Professor Scott Ashworth delivering the Aims of Public Policy Address.

The Aims of Public Policy Address, which builds on the University of Chicago’s traditional Aims of Education Address, is “a moment at the beginning of the year to step back and reflect on why you’re here, what you’re excited to get out of your education, and what your goals are through really diving into one topic of particular interest,” Katherine Baicker, dean and Emmett Dedmon Professor at Harris, told students during the event.

Ashworth dove into the Value of Statistical Life (VSL), a tool that is part of the skillset taught at Harris. It measures how much an analyst values a small reduction in mortality risk — commonly misunderstood as an attempt to measure the value of an actual human life. He reflected “on the strengths and weaknesses of the tool,” something he said he would encourage students to do throughout their time at Harris.

The VSL “is crucial input into cost-benefit analysis,” Ashworth said in his address, and “cost-benefit analysis is one of the central tools of technical policy analysis.” It has particular impact, he said, in such policy areas as climate change and workplace and product safety.

To explain VSL, Ashworth turned to a survey that Booth’s Initiative on Global Markets (IGM) did with a panel  of economists in the early days of the COVID-19 pandemic. IGM asked the economists to agree or disagree that “abandoning severe lockdowns at a time when the likelihood of a resurgence in infections remains high will lead to greater total economic damage than sustaining the lockdowns to eliminate the resurgence risk.” They agreed, and, in one supporting document, relied on VSL to say the financial benefits of reducing COVID-19 deaths could be quantitatively measured.

Ashworth elaborated with examples ranging from a failed U.S. Air Force Cold War bombing proposal — and the tradeoffs between mission success and pilot safety that it illustrated — to a failed 2008 effort by then-Sen.
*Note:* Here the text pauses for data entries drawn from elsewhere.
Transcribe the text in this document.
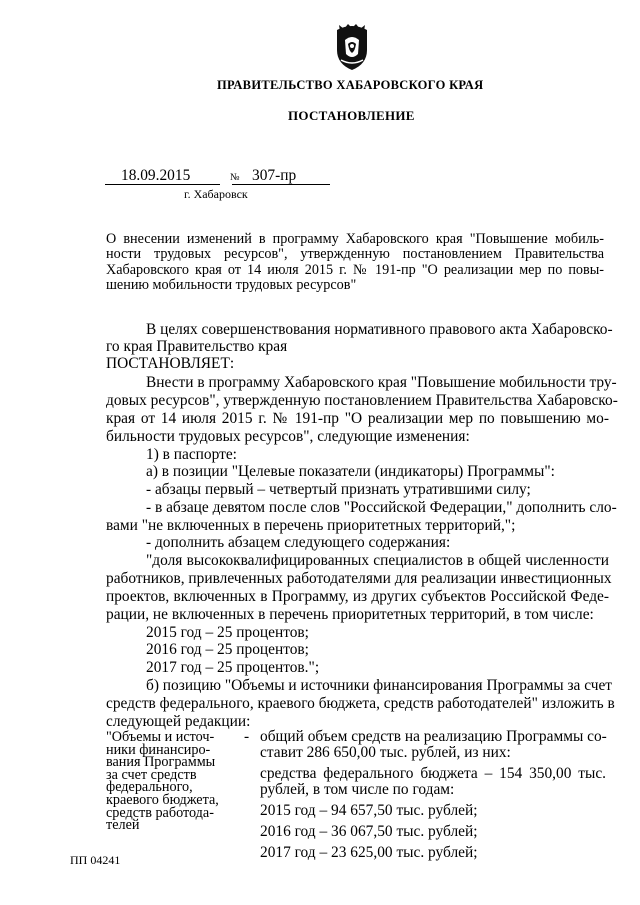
ПРАВИТЕЛЬСТВО ХАБАРОВСКОГО КРАЯ
ПОСТАНОВЛЕНИЕ
18.09.2015	№ 307-пр
г. Хабаровск
О внесении изменений в программу Хабаровского края "Повышение мобиль-
ности трудовых ресурсов", утвержденную постановлением Правительства
Хабаровского края от 14 июля 2015 г. № 191-пр "О реализации мер по повы-
шению мобильности трудовых ресурсов"
В целях совершенствования нормативного правового акта Хабаровско-
го края Правительство края
ПОСТАНОВЛЯЕТ:
Внести в программу Хабаровского края "Повышение мобильности тру-
довых ресурсов", утвержденную постановлением Правительства Хабаровско-
края от 14 июля 2015 г. № 191-пр "О реализации мер по повышению мо-
бильности трудовых ресурсов", следующие изменения:
1) в паспорте:
а) в позиции "Целевые показатели (индикаторы) Программы":
- абзацы первый – четвертый признать утратившими силу;
- в абзаце девятом после слов "Российской Федерации," дополнить сло-
вами "не включенных в перечень приоритетных территорий,";
- дополнить абзацем следующего содержания:
"доля высококвалифицированных специалистов в общей численности
работников, привлеченных работодателями для реализации инвестиционных
проектов, включенных в Программу, из других субъектов Российской Феде-
рации, не включенных в перечень приоритетных территорий, в том числе:
2015 год – 25 процентов;
2016 год – 25 процентов;
2017 год – 25 процентов.";
б) позицию "Объемы и источники финансирования Программы за счет
средств федерального, краевого бюджета, средств работодателей" изложить в
следующей редакции:
"Объемы и источ-
ники финансиро-
вания Программы
за счет средств
федерального,
краевого бюджета,
средств работода-
телей
- общий объем средств на реализацию Программы со-
ставит 286 650,00 тыс. рублей, из них:
средства федерального бюджета – 154 350,00 тыс.
рублей, в том числе по годам:
2015 год – 94 657,50 тыс. рублей;
2016 год – 36 067,50 тыс. рублей;
2017 год – 23 625,00 тыс. рублей;
ПП 04241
Barbara Boxer (D-California) to set legislative controls on how the U.S. Environmental Protection Agency determined VSL. Ashworth went on to tell students how the VSL is decided, used and possibly misused, why it matters and how it connects in multiple ways to the Core.

“It turns out that the essence of microeconomics is really thinking in a structured and coherent way about tradeoffs,” Ashworth said, adding “that’s why we make you do so much [microeconomics] in the Core.”
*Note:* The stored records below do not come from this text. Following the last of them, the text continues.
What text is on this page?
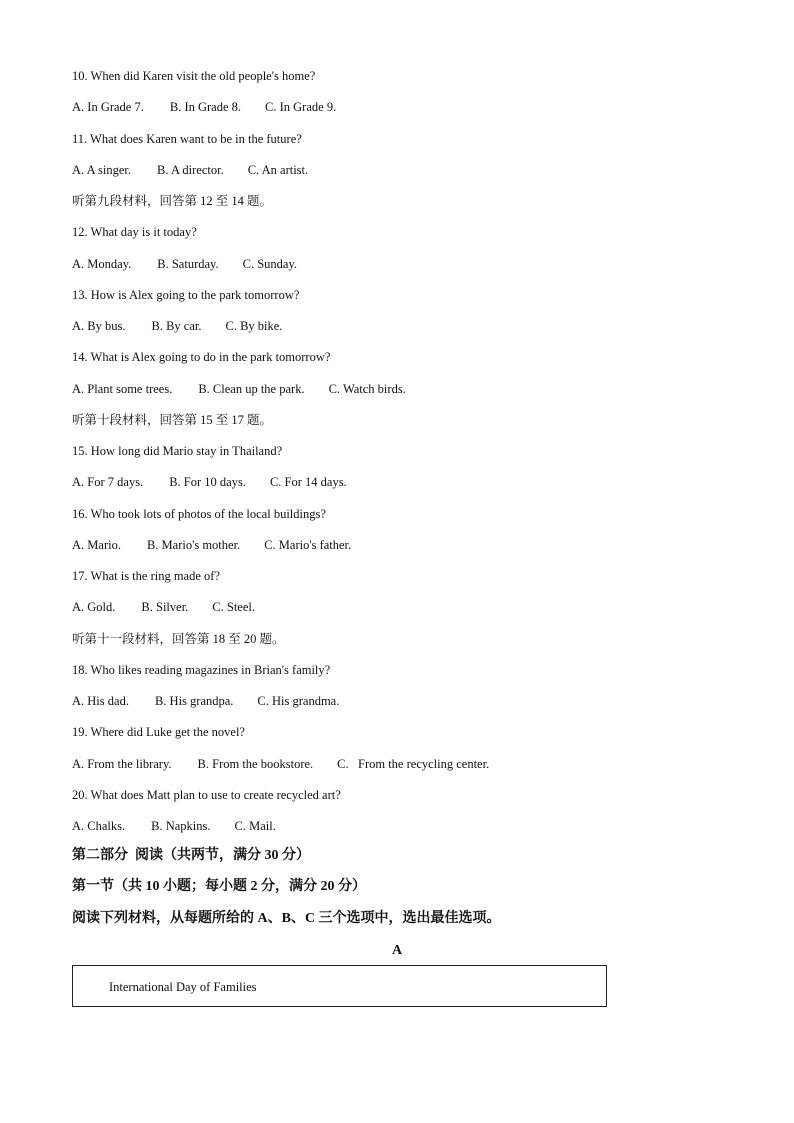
10. When did Karen visit the old people's home?
A. In Grade 7. B. In Grade 8. C. In Grade 9.
11. What does Karen want to be in the future?
A. A singer. B. A director. C. An artist.
听第九段材料，回答第 12 至 14 题。
12. What day is it today?
A. Monday. B. Saturday. C. Sunday.
13. How is Alex going to the park tomorrow?
A. By bus. B. By car. C. By bike.
14. What is Alex going to do in the park tomorrow?
A. Plant some trees. B. Clean up the park. C. Watch birds.
听第十段材料，回答第 15 至 17 题。
15. How long did Mario stay in Thailand?
A. For 7 days. B. For 10 days. C. For 14 days.
16. Who took lots of photos of the local buildings?
A. Mario. B. Mario's mother. C. Mario's father.
17. What is the ring made of?
A. Gold. B. Silver. C. Steel.
听第十一段材料，回答第 18 至 20 题。
18. Who likes reading magazines in Brian's family?
A. His dad. B. His grandpa. C. His grandma.
19. Where did Luke get the novel?
A. From the library. B. From the bookstore. C.   From the recycling center.
20. What does Matt plan to use to create recycled art?
A. Chalks. B. Napkins. C. Mail.
第二部分  阅读（共两节，满分 30 分）
第一节（共 10 小题；每小题 2 分，满分 20 分）
阅读下列材料，从每题所给的 A、B、C 三个选项中，选出最佳选项。
A
International Day of Families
While microeconomics as well as statistics provide skills to nimbly engage in debate about tradeoffs, analytical politics classes give students the tools to explore questions, such as the legislative control of agencies issue that Boxer’s EPA bill raised.

“The Core is really worth it,” Ashworth told students.

“It’s very easy, I think, to get discouraged when the hours of sunlight are going down and you’re doing three problem sets a week and you’re spending many hours on them and it all seems very technical … rather than thinking about the policy questions that got you excited and wanting to come here.”

“But,” he added, “the reason that you’re doing those problem sets is because getting technical mastery of that toolkit really is crucial. …  Getting mastery of those tools is going to allow you to have the understanding of them that will let you step back and think about the kind of holistic picture of a tool that I tried to illustrate tonight so that you can think about whether or not the tools that you’re called upon to use … are really the right tools for advancing your aims.”